Pour le peuple : il s’agit de décider ce qui est bien pour lui, son intérêt général.
La Représentation nationale décide à la majorité. Elle est élue elle-même à la majorité ou à la proportionnelle, dans des combinaisons de ces modes de scrutin.
Le Souverain décide de l’état d’exception. Il décide qui est ennemi (déclaration de guerre) et qui est l’adversaire dans la compétition électorale (partie, candidat etc.). L’ennemi on le tue. L’adversaire on argumente.
Par qui ?
Par le peuple : cela suppose l’égalité de tous devant la possibilité d’accéder au pouvoir. C’est l’égalité positive. Il y a également une égalité négative : il faut éliminer le spectre de la monarchie et de la tyrannie.
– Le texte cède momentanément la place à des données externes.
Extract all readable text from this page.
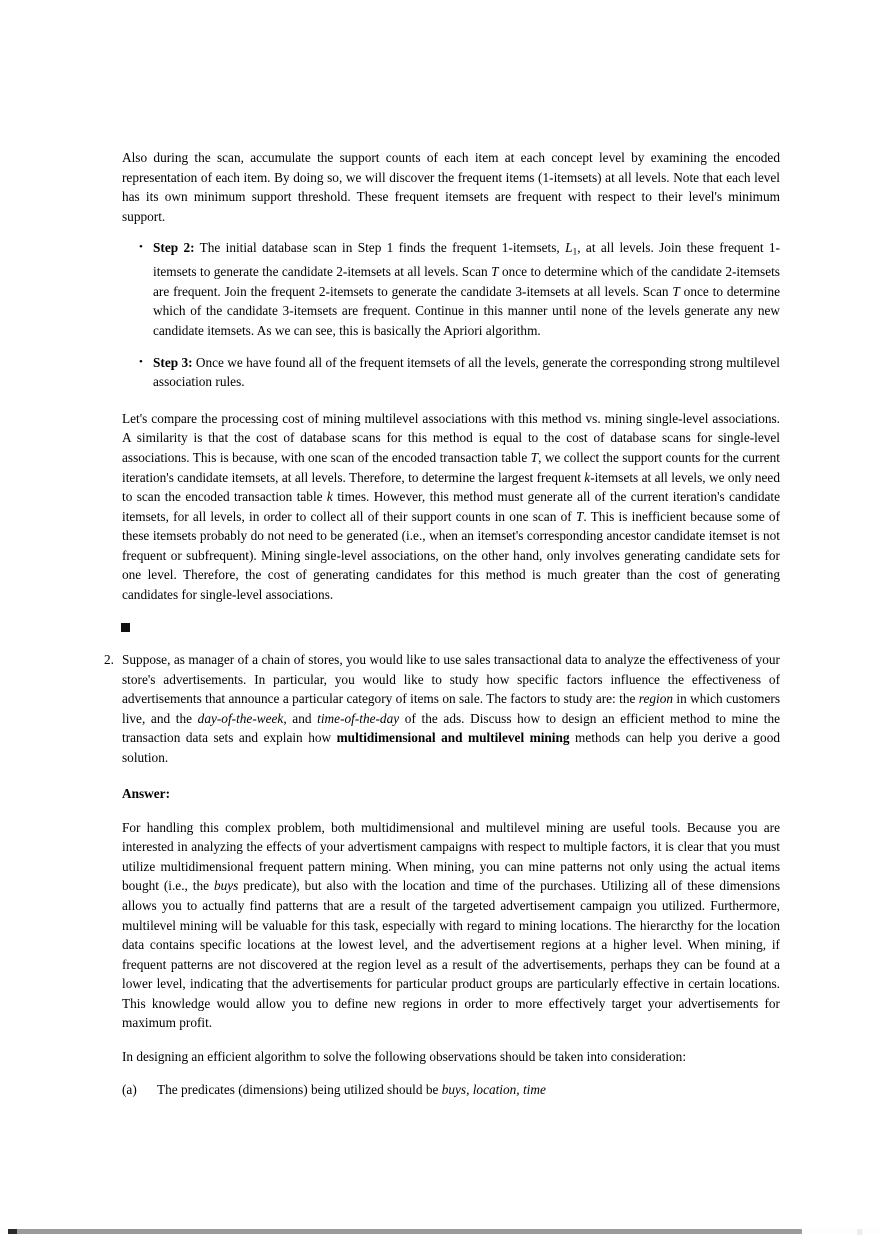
Also during the scan, accumulate the support counts of each item at each concept level by examining the encoded representation of each item. By doing so, we will discover the frequent items (1-itemsets) at all levels. Note that each level has its own minimum support threshold. These frequent itemsets are frequent with respect to their level's minimum support.

• Step 2: The initial database scan in Step 1 finds the frequent 1-itemsets, $L_1$, at all levels. Join these frequent 1-itemsets to generate the candidate 2-itemsets at all levels. Scan T once to determine which of the candidate 2-itemsets are frequent. Join the frequent 2-itemsets to generate the candidate 3-itemsets at all levels. Scan T once to determine which of the candidate 3-itemsets are frequent. Continue in this manner until none of the levels generate any new candidate itemsets. As we can see, this is basically the Apriori algorithm.
• Step 3: Once we have found all of the frequent itemsets of all the levels, generate the corresponding strong multilevel association rules.

Let's compare the processing cost of mining multilevel associations with this method vs. mining single-level associations. A similarity is that the cost of database scans for this method is equal to the cost of database scans for single-level associations. This is because, with one scan of the encoded transaction table T, we collect the support counts for the current iteration's candidate itemsets, at all levels. Therefore, to determine the largest frequent k-itemsets at all levels, we only need to scan the encoded transaction table k times. However, this method must generate all of the current iteration's candidate itemsets, for all levels, in order to collect all of their support counts in one scan of T. This is inefficient because some of these itemsets probably do not need to be generated (i.e., when an itemset's corresponding ancestor candidate itemset is not frequent or subfrequent). Mining single-level associations, on the other hand, only involves generating candidate sets for one level. Therefore, the cost of generating candidates for this method is much greater than the cost of generating candidates for single-level associations.

2. Suppose, as manager of a chain of stores, you would like to use sales transactional data to analyze the effectiveness of your store's advertisements. In particular, you would like to study how specific factors influence the effectiveness of advertisements that announce a particular category of items on sale. The factors to study are: the region in which customers live, and the day-of-the-week, and time-of-the-day of the ads. Discuss how to design an efficient method to mine the transaction data sets and explain how multidimensional and multilevel mining methods can help you derive a good solution.

Answer:

For handling this complex problem, both multidimensional and multilevel mining are useful tools. Because you are interested in analyzing the effects of your advertisment campaigns with respect to multiple factors, it is clear that you must utilize multidimensional frequent pattern mining. When mining, you can mine patterns not only using the actual items bought (i.e., the buys predicate), but also with the location and time of the purchases. Utilizing all of these dimensions allows you to actually find patterns that are a result of the targeted advertisement campaign you utilized. Furthermore, multilevel mining will be valuable for this task, especially with regard to mining locations. The hierarcthy for the location data contains specific locations at the lowest level, and the advertisement regions at a higher level. When mining, if frequent patterns are not discovered at the region level as a result of the advertisements, perhaps they can be found at a lower level, indicating that the advertisements for particular product groups are particularly effective in certain locations. This knowledge would allow you to define new regions in order to more effectively target your advertisements for maximum profit.

In designing an efficient algorithm to solve the following observations should be taken into consideration:

(a) The predicates (dimensions) being utilized should be buys, location, time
D’où la théorie de Montesquieu de la séparation des pouvoirs afin que chaque pouvoir contrebalance l’autre.
Plan :
Athènes. Platon et Aristote. La peinture et le théâtre.
La modernité. Hobbes et Rousseau. Le théâtre et la fête.
Athènes
Le mot de représentation en grec dans l’Antiquité et en français aujourd’hui a deux sens différents :
Un tableau figuratif représente un paysage. Par exemple Canaletto représente le Grand Canal de Venise plus ou moins fidèlement. La carte représente le territoire. La qualité demandée à la représentation est alors de bien imiter l’objet représenté, d’être ressemblante : c’est sa fidélité ou sa représentativité.
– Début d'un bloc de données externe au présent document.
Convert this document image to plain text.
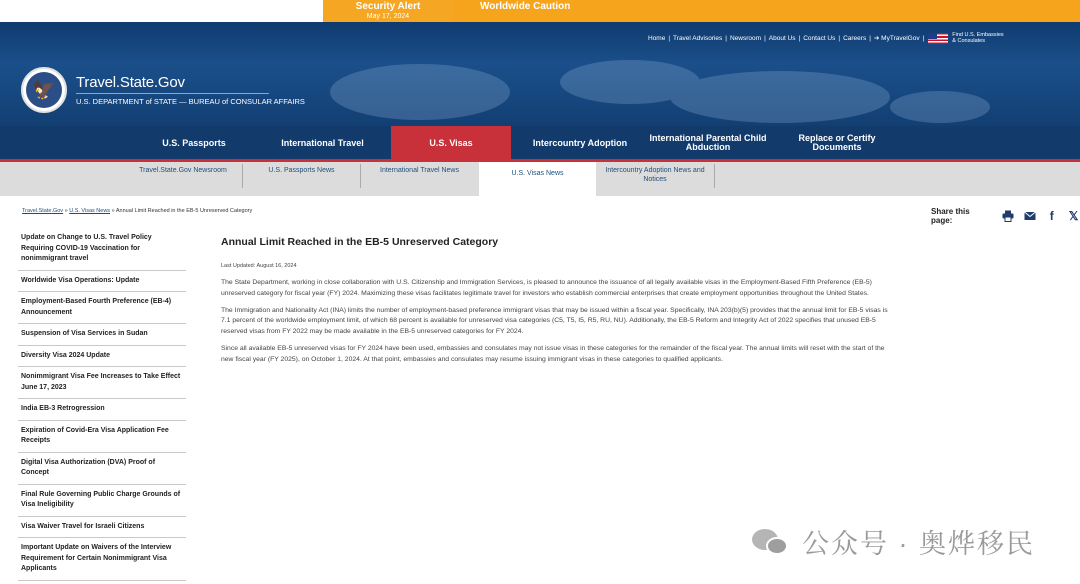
Security Alert
May 17, 2024
Worldwide Caution
Home | Travel Advisories | Newsroom | About Us | Contact Us | Careers | ➔ MyTravelGov |	Find U.S. Embassies
& Consulates
🦅	Travel.State.Gov
U.S. DEPARTMENT of STATE — BUREAU of CONSULAR AFFAIRS
U.S. Passports	International Travel	U.S. Visas	Intercountry Adoption International Parental Child Abduction
Replace or Certify Documents
Travel.State.Gov Newsroom	U.S. Passports News	International Travel News	U.S. Visas News	Intercountry Adoption News and Notices
Travel.State.Gov » U.S. Visas News » Annual Limit Reached in the EB-5 Unreserved Category	Share this page:	f	𝕏
Update on Change to U.S. Travel Policy Requiring COVID-19 Vaccination for nonimmigrant travel
Worldwide Visa Operations: Update
Employment-Based Fourth Preference (EB-4) Announcement
Suspension of Visa Services in Sudan
Diversity Visa 2024 Update
Nonimmigrant Visa Fee Increases to Take Effect June 17, 2023
India EB-3 Retrogression
Expiration of Covid-Era Visa Application Fee Receipts
Digital Visa Authorization (DVA) Proof of Concept
Final Rule Governing Public Charge Grounds of Visa Ineligibility
Visa Waiver Travel for Israeli Citizens
Important Update on Waivers of the Interview Requirement for Certain Nonimmigrant Visa Applicants
Annual Limit Reached in the EB-5 Unreserved Category
Last Updated: August 16, 2024

The State Department, working in close collaboration with U.S. Citizenship and Immigration Services, is pleased to announce the issuance of all legally available visas in the Employment-Based Fifth Preference (EB-5) unreserved category for fiscal year (FY) 2024. Maximizing these visas facilitates legitimate travel for investors who establish commercial enterprises that create employment opportunities throughout the United States.

The Immigration and Nationality Act (INA) limits the number of employment-based preference immigrant visas that may be issued within a fiscal year. Specifically, INA 203(b)(5) provides that the annual limit for EB-5 visas is 7.1 percent of the worldwide employment limit, of which 68 percent is available for unreserved visa categories (C5, T5, I5, R5, RU, NU). Additionally, the EB-5 Reform and Integrity Act of 2022 specifies that unused EB-5 reserved visas from FY 2022 may be made available in the EB-5 unreserved categories for FY 2024.

Since all available EB-5 unreserved visas for FY 2024 have been used, embassies and consulates may not issue visas in these categories for the remainder of the fiscal year. The annual limits will reset with the start of the new fiscal year (FY 2025), on October 1, 2024. At that point, embassies and consulates may resume issuing immigrant visas in these categories to qualified applicants.

公众号 · 奥烨移民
Lors d’une représentation théâtrale, un acteur incarne un personnage. Par exemple Jeanne Moreau incarne la femme de chambre dans « Le journal d’une femme de chambre » de Buñuel. La qualité demandée est aussi une fidélité. Mais ce n’est pas celle de la ressemblance à l’objet. C’est celle de la fidélité à la pensée de l’auteur.
Platon
L’imitation se dit en grec mimésis. En français le mimétisme, les mots « mime » et même « imitation » ont la même racine. Pour Platon dans la République ou les Lois la représentation a pour idéal la bonne imitation : le modèle de la représentation est celui du tableau en trompe-l’œil. La légende veut que les grains de raisin d’un p
eintre très célèbre de l’Antiquité eussent abusé les oiseaux qui eussent venu les picorer.
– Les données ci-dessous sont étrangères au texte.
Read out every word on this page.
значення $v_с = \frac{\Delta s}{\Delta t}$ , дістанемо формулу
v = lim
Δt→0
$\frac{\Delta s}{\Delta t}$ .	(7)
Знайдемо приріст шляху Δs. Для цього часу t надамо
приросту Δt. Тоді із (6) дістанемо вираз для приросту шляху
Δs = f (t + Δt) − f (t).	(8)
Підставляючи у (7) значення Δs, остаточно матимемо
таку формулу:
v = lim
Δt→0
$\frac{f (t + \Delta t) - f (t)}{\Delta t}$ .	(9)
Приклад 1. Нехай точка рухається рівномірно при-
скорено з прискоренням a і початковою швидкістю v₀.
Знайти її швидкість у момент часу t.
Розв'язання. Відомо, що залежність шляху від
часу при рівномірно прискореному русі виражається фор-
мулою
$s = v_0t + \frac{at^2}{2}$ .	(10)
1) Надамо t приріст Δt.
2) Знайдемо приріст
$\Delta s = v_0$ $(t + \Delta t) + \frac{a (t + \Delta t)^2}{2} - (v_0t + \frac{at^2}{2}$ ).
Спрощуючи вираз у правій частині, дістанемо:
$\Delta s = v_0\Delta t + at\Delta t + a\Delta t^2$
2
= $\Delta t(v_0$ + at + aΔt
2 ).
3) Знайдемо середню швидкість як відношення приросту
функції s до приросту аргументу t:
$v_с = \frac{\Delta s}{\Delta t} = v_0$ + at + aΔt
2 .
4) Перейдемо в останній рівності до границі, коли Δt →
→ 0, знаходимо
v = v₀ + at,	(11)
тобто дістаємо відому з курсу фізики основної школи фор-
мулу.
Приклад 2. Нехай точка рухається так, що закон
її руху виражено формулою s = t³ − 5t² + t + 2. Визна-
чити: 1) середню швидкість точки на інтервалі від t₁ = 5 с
Représenter c’est rendre à nouveau présent — re-présenter — ce qui est passé ou ce qui est absent. L’exemple est la carte routière qui représente les routes.
L’idéal est celui de la ressemblance et de la représentativité. La meilleure représentation du peuple selon la conception platonicienne de la représentation, sans oublier que Platon n’était pas du tout démocrate, est celle du sondage aléatoire ou du tirage au sort qui donne un échantillon représentatif du peuple dans toutes ses diversités, y compris ses minorités visibles ou pas, ses différentes classes sociales et ses différents courants d’opinion politique.
Aristote
Aristote critique Platon en reprenant le sens théâtral primitif de l’imitation : le « mime ». Mais aujourd’hui ce que nous appelons un mime est muet, même s’il exprime une signification paradoxalement sans paroles. Pour Aristote au contraire la représentation consiste à donner la parole aux représentés. Le représentant est donc un orateur, un porte-parole, un avocat, un mandataire ou quelqu’un qui a un mandat ou une procuration. La métaphore passe du territoire pour Platon au texte pour Aristote, du peintre à l’auteur.
Dans sa Poétique Aristote oppose le mot « poésie », la faculté de créer du nouveau, au mot « pratique » (praxis) qui désigne l’art pratique de l’artisan ou de manière plus générale l’art de gouverner. Le « poète » n’a pas à dire ce qui est ou a eu lieu, mais ce qui pourrait avoir lieu dans l’ordre du vraisemblable : il crée un sens nouveau.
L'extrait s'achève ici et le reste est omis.